There's also the point that the contractor is taking on risk. Imagine you're a manager in a large IT dept (or oil or any other area). You have a certain amount of more or less fixed workload for BAU plus a variable workload for projects or even seasonal fluctuations for BAU. How do you staff it? Even trying to budget for the fixed workload is problematic, people take sick leave, parental leave, holidays or sometimes just quit or retire. Add to that the project work & you are really exposed to risk. If you have a staff level set on the basis of hoping for the best you take the risk of being understaffed immediately someone is off or a new project arrives. If you set some higher staff level you take the risk of sometimes paying salaries to people for whom you've currently no work.
Your best solution is to add some freelancers into the mix. That means that if you have a surplus you can get rid of them quickly without redundancy payments and if you need more the recruitment process is usually much faster than recruiting permies, especially if you can keep HR out of the loop. The crux of this is you have transferred the employment risk to the freelancers.
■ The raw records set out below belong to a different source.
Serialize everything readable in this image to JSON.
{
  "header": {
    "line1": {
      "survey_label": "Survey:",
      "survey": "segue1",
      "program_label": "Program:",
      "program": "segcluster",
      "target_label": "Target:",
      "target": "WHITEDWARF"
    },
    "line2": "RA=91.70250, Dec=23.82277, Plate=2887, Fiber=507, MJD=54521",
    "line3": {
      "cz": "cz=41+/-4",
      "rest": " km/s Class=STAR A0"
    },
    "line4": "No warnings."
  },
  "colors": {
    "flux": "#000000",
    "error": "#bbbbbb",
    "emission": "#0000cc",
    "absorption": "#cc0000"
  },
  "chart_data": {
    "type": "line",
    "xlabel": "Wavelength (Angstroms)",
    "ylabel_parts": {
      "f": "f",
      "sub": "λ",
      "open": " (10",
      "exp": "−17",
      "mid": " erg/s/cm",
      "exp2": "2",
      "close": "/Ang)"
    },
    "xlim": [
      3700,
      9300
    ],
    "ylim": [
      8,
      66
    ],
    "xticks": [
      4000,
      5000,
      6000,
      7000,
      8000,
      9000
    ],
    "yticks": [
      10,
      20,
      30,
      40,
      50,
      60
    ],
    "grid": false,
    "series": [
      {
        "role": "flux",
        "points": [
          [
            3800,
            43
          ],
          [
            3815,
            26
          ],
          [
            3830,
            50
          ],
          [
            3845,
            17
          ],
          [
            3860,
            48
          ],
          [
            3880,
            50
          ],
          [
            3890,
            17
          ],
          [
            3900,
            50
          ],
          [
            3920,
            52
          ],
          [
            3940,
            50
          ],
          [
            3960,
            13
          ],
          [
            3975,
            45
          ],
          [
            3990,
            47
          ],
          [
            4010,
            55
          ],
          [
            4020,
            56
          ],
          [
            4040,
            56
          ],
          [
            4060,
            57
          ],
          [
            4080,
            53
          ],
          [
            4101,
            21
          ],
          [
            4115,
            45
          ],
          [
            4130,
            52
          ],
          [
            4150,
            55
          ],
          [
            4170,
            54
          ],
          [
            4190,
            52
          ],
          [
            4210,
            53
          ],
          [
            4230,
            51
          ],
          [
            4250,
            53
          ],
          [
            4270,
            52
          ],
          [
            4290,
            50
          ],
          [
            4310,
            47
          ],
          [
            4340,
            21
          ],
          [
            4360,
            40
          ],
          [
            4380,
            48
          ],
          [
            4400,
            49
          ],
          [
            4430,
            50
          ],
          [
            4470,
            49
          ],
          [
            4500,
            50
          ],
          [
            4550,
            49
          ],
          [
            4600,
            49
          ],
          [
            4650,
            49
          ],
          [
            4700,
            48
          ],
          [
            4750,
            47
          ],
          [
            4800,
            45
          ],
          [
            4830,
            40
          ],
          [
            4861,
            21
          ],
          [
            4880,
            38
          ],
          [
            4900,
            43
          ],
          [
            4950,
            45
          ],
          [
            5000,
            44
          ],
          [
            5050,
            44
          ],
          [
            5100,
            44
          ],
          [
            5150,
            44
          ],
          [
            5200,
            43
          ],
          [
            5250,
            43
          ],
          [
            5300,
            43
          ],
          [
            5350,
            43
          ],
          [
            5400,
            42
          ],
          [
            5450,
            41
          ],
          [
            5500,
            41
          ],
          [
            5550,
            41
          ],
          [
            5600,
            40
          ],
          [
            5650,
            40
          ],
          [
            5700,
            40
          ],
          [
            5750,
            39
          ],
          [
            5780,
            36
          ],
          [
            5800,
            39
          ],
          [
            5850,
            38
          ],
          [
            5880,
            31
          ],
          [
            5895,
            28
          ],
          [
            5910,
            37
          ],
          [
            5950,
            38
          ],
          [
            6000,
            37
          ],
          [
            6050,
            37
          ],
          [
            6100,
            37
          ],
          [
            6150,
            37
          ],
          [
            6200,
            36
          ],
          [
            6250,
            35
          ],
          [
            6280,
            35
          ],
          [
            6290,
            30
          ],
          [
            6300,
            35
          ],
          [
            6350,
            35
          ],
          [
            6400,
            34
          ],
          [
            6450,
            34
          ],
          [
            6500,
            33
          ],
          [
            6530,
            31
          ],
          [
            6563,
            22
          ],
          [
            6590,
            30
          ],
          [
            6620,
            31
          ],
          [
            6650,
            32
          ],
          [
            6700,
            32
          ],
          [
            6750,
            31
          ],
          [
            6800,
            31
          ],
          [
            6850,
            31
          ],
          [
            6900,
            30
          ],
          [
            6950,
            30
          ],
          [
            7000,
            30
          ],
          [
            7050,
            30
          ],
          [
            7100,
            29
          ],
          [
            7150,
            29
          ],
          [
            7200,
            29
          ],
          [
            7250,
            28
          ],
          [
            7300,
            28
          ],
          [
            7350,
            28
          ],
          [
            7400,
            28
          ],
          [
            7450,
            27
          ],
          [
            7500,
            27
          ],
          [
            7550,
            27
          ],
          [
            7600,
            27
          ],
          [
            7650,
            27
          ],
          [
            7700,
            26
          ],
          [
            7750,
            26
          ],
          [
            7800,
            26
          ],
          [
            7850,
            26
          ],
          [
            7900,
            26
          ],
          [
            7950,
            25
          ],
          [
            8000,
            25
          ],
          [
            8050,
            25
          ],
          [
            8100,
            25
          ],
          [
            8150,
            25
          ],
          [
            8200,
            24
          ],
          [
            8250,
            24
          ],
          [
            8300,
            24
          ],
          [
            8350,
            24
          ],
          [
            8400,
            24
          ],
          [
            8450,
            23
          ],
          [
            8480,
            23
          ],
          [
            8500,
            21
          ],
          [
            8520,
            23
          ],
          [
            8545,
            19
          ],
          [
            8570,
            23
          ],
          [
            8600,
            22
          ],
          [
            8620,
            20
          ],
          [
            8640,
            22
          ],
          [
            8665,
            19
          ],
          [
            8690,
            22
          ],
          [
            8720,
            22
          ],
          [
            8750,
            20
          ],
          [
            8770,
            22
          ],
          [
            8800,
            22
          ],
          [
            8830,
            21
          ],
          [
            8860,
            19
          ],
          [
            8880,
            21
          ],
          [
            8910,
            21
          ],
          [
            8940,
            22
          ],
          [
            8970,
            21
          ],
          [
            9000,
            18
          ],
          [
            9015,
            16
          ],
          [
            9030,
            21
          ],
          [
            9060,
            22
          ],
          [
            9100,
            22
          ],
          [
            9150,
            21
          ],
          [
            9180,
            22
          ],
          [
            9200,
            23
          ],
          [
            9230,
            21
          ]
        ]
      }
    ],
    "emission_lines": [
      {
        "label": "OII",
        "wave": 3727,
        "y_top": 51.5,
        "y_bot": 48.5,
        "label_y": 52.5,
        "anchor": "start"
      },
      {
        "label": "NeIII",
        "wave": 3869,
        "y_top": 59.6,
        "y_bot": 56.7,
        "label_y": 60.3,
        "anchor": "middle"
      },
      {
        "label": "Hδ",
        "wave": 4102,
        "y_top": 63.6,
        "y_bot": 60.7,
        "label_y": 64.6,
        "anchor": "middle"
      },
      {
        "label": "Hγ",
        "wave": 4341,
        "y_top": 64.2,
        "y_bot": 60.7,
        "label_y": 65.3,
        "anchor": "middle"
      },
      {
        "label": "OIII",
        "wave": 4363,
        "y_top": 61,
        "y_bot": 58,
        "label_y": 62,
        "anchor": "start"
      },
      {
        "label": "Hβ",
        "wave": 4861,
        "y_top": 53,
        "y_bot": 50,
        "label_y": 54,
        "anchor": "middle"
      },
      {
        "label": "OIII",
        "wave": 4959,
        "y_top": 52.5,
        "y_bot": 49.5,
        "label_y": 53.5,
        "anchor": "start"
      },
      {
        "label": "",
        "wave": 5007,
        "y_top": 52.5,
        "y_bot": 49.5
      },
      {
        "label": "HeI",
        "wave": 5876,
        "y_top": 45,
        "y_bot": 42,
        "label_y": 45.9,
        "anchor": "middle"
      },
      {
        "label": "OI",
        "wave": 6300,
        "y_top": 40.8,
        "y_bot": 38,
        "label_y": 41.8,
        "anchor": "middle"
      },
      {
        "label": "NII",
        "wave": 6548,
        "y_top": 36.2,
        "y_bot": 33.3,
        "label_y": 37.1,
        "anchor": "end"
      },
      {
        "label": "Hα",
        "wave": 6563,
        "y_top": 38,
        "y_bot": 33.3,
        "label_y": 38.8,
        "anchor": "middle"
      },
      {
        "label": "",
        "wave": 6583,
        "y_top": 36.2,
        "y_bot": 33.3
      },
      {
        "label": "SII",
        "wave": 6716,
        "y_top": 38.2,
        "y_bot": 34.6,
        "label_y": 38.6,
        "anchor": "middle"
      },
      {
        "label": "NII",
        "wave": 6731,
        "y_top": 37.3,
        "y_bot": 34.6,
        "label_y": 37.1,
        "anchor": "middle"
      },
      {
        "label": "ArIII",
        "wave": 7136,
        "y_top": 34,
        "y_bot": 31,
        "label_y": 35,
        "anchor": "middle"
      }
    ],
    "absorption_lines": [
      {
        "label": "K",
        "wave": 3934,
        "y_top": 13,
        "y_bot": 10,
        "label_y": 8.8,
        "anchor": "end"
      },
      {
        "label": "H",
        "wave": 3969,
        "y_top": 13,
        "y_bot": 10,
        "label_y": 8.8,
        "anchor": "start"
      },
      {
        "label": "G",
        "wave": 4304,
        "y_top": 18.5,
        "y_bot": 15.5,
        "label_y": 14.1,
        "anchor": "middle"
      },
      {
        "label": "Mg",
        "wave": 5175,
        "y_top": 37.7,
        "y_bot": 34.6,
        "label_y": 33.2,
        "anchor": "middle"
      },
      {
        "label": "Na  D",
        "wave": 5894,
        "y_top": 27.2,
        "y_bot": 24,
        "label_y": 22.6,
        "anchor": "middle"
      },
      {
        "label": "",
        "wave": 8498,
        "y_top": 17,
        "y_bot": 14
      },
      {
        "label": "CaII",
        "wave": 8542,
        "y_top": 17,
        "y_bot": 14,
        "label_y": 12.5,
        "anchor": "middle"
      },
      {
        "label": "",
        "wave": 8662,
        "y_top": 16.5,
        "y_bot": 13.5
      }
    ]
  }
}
Now the freelancer is carrying some of their clients' employment risk. This is a very different situation to the employees alongside whom they will be working whilst on contract. They are not employees, they are businesses, taking business risks like any other business and this is why, irrespective of whether they're a one-man band or a Crapita-scale giant they should be treated as such.
None of this, it seems, stops permies complaining about tax dodges. But, I ask, why do they say this whilst not jumping on the bandwagon themselves? Are they too high-principled to embark on similar "dodges" or is it possibly that they don't want to take on the risks?
* As it was then, this pre-dates HMRC
** This prompts a thought. If Uber etc are presenting themselves as an agency then maybe this puts them on the hook for defaults by their employees independently contracting drivers.